紫藤の自宅メールサーバーは bogofilter 1.0 を使ってスパムメールを識別していましたが、 最近、スパムメールが増えたのと、bogofilter の識別率が低下したので、スパム対策を見直すことにしました。

試した対策は以下の5つです。

  1. bogofilter+mecab の導入
  2. postfix の設定の見直し
  3. greylisting の導入
  4. Subject による振り分け
  5. メールアドレスの難読化
これらの対策は単体ではそれほど効果を挙げませんが、複数種類のフィルタで多重処理することにより大きな効果を挙げることができました。

2. bogofilter+mecab の導入

いままでは、nkf, kakashi を通してから、bogofilter にメールを渡していましたが、検出効率がいまいちなので、 bogofilter+mecab を導入しました。 このパッチは、内部で文字コードを UTF-8 に変換し、mecab で分ち書きしてから bogofilter の word list の処理にかけます。

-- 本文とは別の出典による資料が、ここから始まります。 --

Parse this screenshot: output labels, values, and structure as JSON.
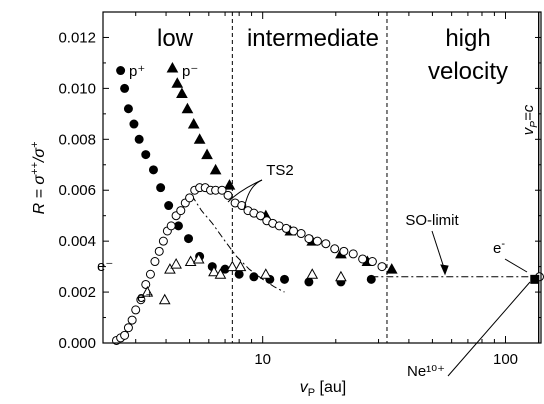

debian のパッケージにはなく、自分でコンパイルする必要がありますが、 ここに書いているとおりにやって問題なくコンパイルできました。

検出効率は期待したほどは向上せず、7--8 割程度です。 それでも もともとの bogofilter 1.0 (6--7 割程度) よりは若干向上しています。 学習によって検出率が順調に良くなっているので、導入した価値はあると思っています。

3. postfix の設定の見直し

あまりにスパムが多量に送られてくるので、明らかにスパムとわかるものは postfix 側ではじくようにしました。 ただ、正常なメールまではじいてしまわないように、控えめに設定しました。 postfix の設定は以下のサイトを参考にしました。
  1. Postfix Documentation
  2. 阻止率99%のスパム対策方式の研究報告
  3. Rgrey - S25R + greylisting
  4. MTA のアクセス制御
#2#4 の議論は大変参考になりました。 #2 は技術的には参考になったのですが、ポリシーは若干過激な気がします。 ポリシーとしては #4 で言われていることがまともだと思います。 紫藤のメールサーバーでやっていることは基本的に #3 と同じですが、 greylisting の適用範囲を逆引きができないクライアントに限っています。

ブラックリストやホワイトリストはメンテナンスが面倒なので、基本的には導入していません。 (greylist 入りから救済するホワイトリストを導入しましたが、必須ではありません。また、今後メンテナンスするつもりはありません。) また、DNSBL は通常のクライアントをブラックリストに挙げていたり、 突然サービスが停止する リスクがあるので、 使用していません。(例えば、ここを参照。)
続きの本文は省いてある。